In total, new scripts were deployed to approximately 3000 hosts.
We provided detailed reports about the recovery progress to our customers at each stage:
Later, we started posting the current status and the recovery progress both in text form and at regular weekly meetings. Our customers were very supportive and responded positively to our efforts.
We disabled our “custom” monitoring solution after Okmeter fully restored its functionality. Then we deleted all its traces on the servers.
For us, the OVH incident has become a revealing case. It allowed us to test the fundamental decision-making and response competencies we nurture in our company. This incident affected all our teams and almost every engineer and employee. The main takeaway here is that well-coordinated teamwork and a concise, structured action plan (disaster recovery plan, DRP) allows you to solve complex problems quickly. And it is especially valuable in those rare moments when your entire infrastructure seems to fail all at once, and you are not ready for events of such a scale.
Let me provide a few practical conclusions as well:
- You must distribute your infrastructure geographically (in addition to spreading it across several data centers) to increase its fault tolerance. The OVH incident clearly shows that formally independent data centers can be in the same place in real life. As a result, they both caught fire.
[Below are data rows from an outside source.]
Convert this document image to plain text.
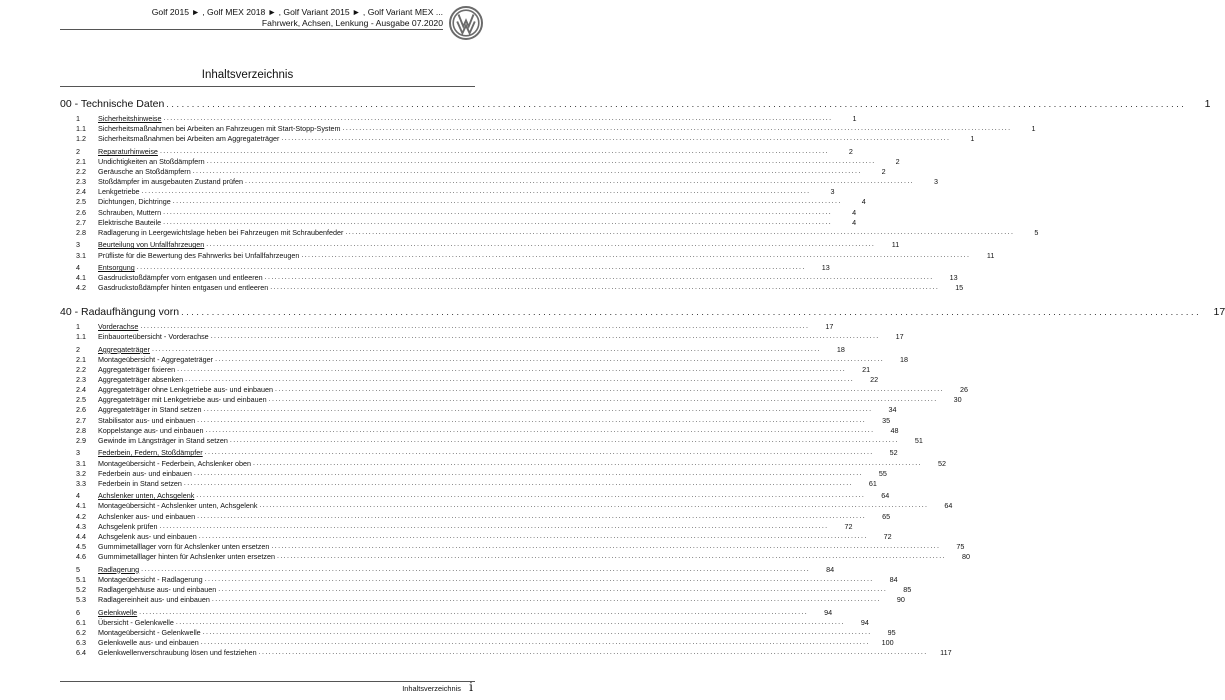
Golf 2015 ► , Golf MEX 2018 ► , Golf Variant 2015 ► , Golf Variant MEX ...
Fahrwerk, Achsen, Lenkung - Ausgabe 07.2020
Inhaltsverzeichnis
00 - Technische Daten ........................................................................................................................................................................................................	1
1	Sicherheitshinweise ........................................................................................................................................................................................................	1
1.1	Sicherheitsmaßnahmen bei Arbeiten an Fahrzeugen mit Start-Stopp-System ........................................................................................................................................................................................................	1
1.2	Sicherheitsmaßnahmen bei Arbeiten am Aggregateträger ........................................................................................................................................................................................................	1
2	Reparaturhinweise ........................................................................................................................................................................................................	2
2.1	Undichtigkeiten an Stoßdämpfern ........................................................................................................................................................................................................	2
2.2	Geräusche an Stoßdämpfern ........................................................................................................................................................................................................	2
2.3	Stoßdämpfer im ausgebauten Zustand prüfen ........................................................................................................................................................................................................	3
2.4	Lenkgetriebe ........................................................................................................................................................................................................	3
2.5	Dichtungen, Dichtringe ........................................................................................................................................................................................................	4
2.6	Schrauben, Muttern ........................................................................................................................................................................................................	4
2.7	Elektrische Bauteile ........................................................................................................................................................................................................	4
2.8	Radlagerung in Leergewichtslage heben bei Fahrzeugen mit Schraubenfeder ........................................................................................................................................................................................................	5
3	Beurteilung von Unfallfahrzeugen ........................................................................................................................................................................................................	11
3.1	Prüfliste für die Bewertung des Fahrwerks bei Unfallfahrzeugen ........................................................................................................................................................................................................	11
4	Entsorgung ........................................................................................................................................................................................................	13
4.1	Gasdruckstoßdämpfer vorn entgasen und entleeren ........................................................................................................................................................................................................	13
4.2	Gasdruckstoßdämpfer hinten entgasen und entleeren ........................................................................................................................................................................................................	15
40 - Radaufhängung vorn ........................................................................................................................................................................................................	17
1	Vorderachse ........................................................................................................................................................................................................	17
1.1	Einbauorteübersicht - Vorderachse ........................................................................................................................................................................................................	17
2	Aggregateträger ........................................................................................................................................................................................................	18
2.1	Montageübersicht - Aggregateträger ........................................................................................................................................................................................................	18
2.2	Aggregateträger fixieren ........................................................................................................................................................................................................	21
2.3	Aggregateträger absenken ........................................................................................................................................................................................................	22
2.4	Aggregateträger ohne Lenkgetriebe aus- und einbauen ........................................................................................................................................................................................................	26
2.5	Aggregateträger mit Lenkgetriebe aus- und einbauen ........................................................................................................................................................................................................	30
2.6	Aggregateträger in Stand setzen ........................................................................................................................................................................................................	34
2.7	Stabilisator aus- und einbauen ........................................................................................................................................................................................................	35
2.8	Koppelstange aus- und einbauen ........................................................................................................................................................................................................	48
2.9	Gewinde im Längsträger in Stand setzen ........................................................................................................................................................................................................	51
3	Federbein, Federn, Stoßdämpfer ........................................................................................................................................................................................................	52
3.1	Montageübersicht - Federbein, Achslenker oben ........................................................................................................................................................................................................	52
3.2	Federbein aus- und einbauen ........................................................................................................................................................................................................	55
3.3	Federbein in Stand setzen ........................................................................................................................................................................................................	61
4	Achslenker unten, Achsgelenk ........................................................................................................................................................................................................	64
4.1	Montageübersicht - Achslenker unten, Achsgelenk ........................................................................................................................................................................................................	64
4.2	Achslenker aus- und einbauen ........................................................................................................................................................................................................	65
4.3	Achsgelenk prüfen ........................................................................................................................................................................................................	72
4.4	Achsgelenk aus- und einbauen ........................................................................................................................................................................................................	72
4.5	Gummimetalllager vorn für Achslenker unten ersetzen ........................................................................................................................................................................................................	75
4.6	Gummimetalllager hinten für Achslenker unten ersetzen ........................................................................................................................................................................................................	80
5	Radlagerung ........................................................................................................................................................................................................	84
5.1	Montageübersicht - Radlagerung ........................................................................................................................................................................................................	84
5.2	Radlagergehäuse aus- und einbauen ........................................................................................................................................................................................................	85
5.3	Radlagereinheit aus- und einbauen ........................................................................................................................................................................................................	90
6	Gelenkwelle ........................................................................................................................................................................................................	94
6.1	Übersicht - Gelenkwelle ........................................................................................................................................................................................................	94
6.2	Montageübersicht - Gelenkwelle ........................................................................................................................................................................................................	95
6.3	Gelenkwelle aus- und einbauen ........................................................................................................................................................................................................	100
6.4	Gelenkwellenverschraubung lösen und festziehen ........................................................................................................................................................................................................	117
Inhaltsverzeichnis i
- During such incidents, there can be miscommunication between companies as well as between engineers within the single company: lack of information about the scale of the incident, slow response time, etc. This time we were lucky to avoid these problems. Nevertheless, we have revised our escalation rules and made them a bit stricter to eliminate the possibility of such problems in the future.
- Note that it is essential to keep your customers informed even if you are deeply immersed in saving your infrastructure and troubleshooting the tech problems. That is why we were constantly updating the status of the incident and informing our customers and partners about the recovery progress. Yes, it takes extra resources and time, but the results are well worth it.